4.4. Social networking and gaming applications
Sensor-enhanced interaction: Traditional social networks are Web-based (e.g., Facebook, Windows Live, and YouTube).
CPS-based social networking would involve more physical inputs to enrich interactions among users. CenceMe [12] allows users to share their sensing information via mobile phones (e.g., audio, motion, acceleration, and location). Therefore, users’
moods, activities, mobility patterns, locations, etc. become exchangeable information in the cyber world. Ref. [115] shows an interesting way to record and share water-drinking behaviors as socialization tools. Through sharing locations, Micro-Blog [116] encourages social participants to share and query information with each other via smart phones. In the area of interactive games, adopting physical inputs, such as those from inertial sensors, is already popular. Information processing of inertial sensors in BSNs has been intensively studied [137–139]. In [117], a CPS-based video game is presented. A social network where participants can wear inertial sensors and practice traditional Chinese Tai-Chi over the Internet is presented in [118]. This platform allows users to share conventional information as well as sensory data in a real-time manner. InFig. 4, we show the spectrum from ‘‘virtual’’ Tai-Chi, to ‘‘cyber–physical’’ Tai-Chi, and then to ‘‘physical’’ Tai-Chi.

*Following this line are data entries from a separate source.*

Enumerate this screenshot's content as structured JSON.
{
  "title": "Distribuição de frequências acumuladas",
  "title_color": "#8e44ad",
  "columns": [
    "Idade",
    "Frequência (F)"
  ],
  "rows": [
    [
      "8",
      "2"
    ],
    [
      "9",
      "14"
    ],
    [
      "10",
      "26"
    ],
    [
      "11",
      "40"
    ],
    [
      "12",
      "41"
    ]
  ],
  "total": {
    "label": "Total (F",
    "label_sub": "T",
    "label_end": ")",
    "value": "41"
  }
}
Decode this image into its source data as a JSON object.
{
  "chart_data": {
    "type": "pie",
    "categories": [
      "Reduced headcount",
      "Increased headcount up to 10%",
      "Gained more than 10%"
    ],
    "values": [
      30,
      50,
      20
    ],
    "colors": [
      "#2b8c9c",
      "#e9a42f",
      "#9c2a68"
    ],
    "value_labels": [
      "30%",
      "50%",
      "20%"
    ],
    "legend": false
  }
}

Networking scenarios: To collect sensing data, BSNs/WSNs are needed. Participants then use the Internet or 3G networks to interact with each other. The use of networks should be context-aware. For example, Micro-Blog [116] tries to balance between localization accuracy and battery lifetime. A mobile phone switches between two localization modes, WiFi and GPS modes. WiFi mode is the default mode if the WiFi fingerprint does not change over time. Once it detects movement over a threshold, it switches to the GPS mode.
Socialization and interaction platform: A social platform needs to connect many users around the world, thus demanding huge data processing and storage capability. CenceMe [12] uses a split-level classification to process raw sensing data. A user’s mobile phone first classifies data into high-level information, called primitives. CenceMe provides an audio classifier and an activity classifier to recognize human voices and activities (including sitting, standing, walking, and running), respectively.
When primitives arrive at the backend server, five complex classifiers, namely conversation classifier, social context, mobility mode detector, location classifier, and am I hot, are designed to retrieve second-level information, called facts, to reflect users’
social behaviors, such as on-going conversations, nearby buddies, user’s mobility pattern (e.g., if he/she is in a vehicle), and location type (e.g., restaurant, library, etc., which is obtained via Wikimapia GIS databases [140]). Interestingly, the ‘am I hot’
classifier can recognize users’ social stereotypes (e.g., party animal, cultured, and healthy). Facts are stored in a database for retrieval and publishing. In Micro-Blog [116], a user can query a specific region. If there exists information in a database matching the query, the server will reply to this query. Otherwise, the server will select those phones located in this region and forward this query to them for possible responses. To encourage responses to socialized queries, a give and take scheme is adopted, where users earn/pay credits when they reply to/issue queries.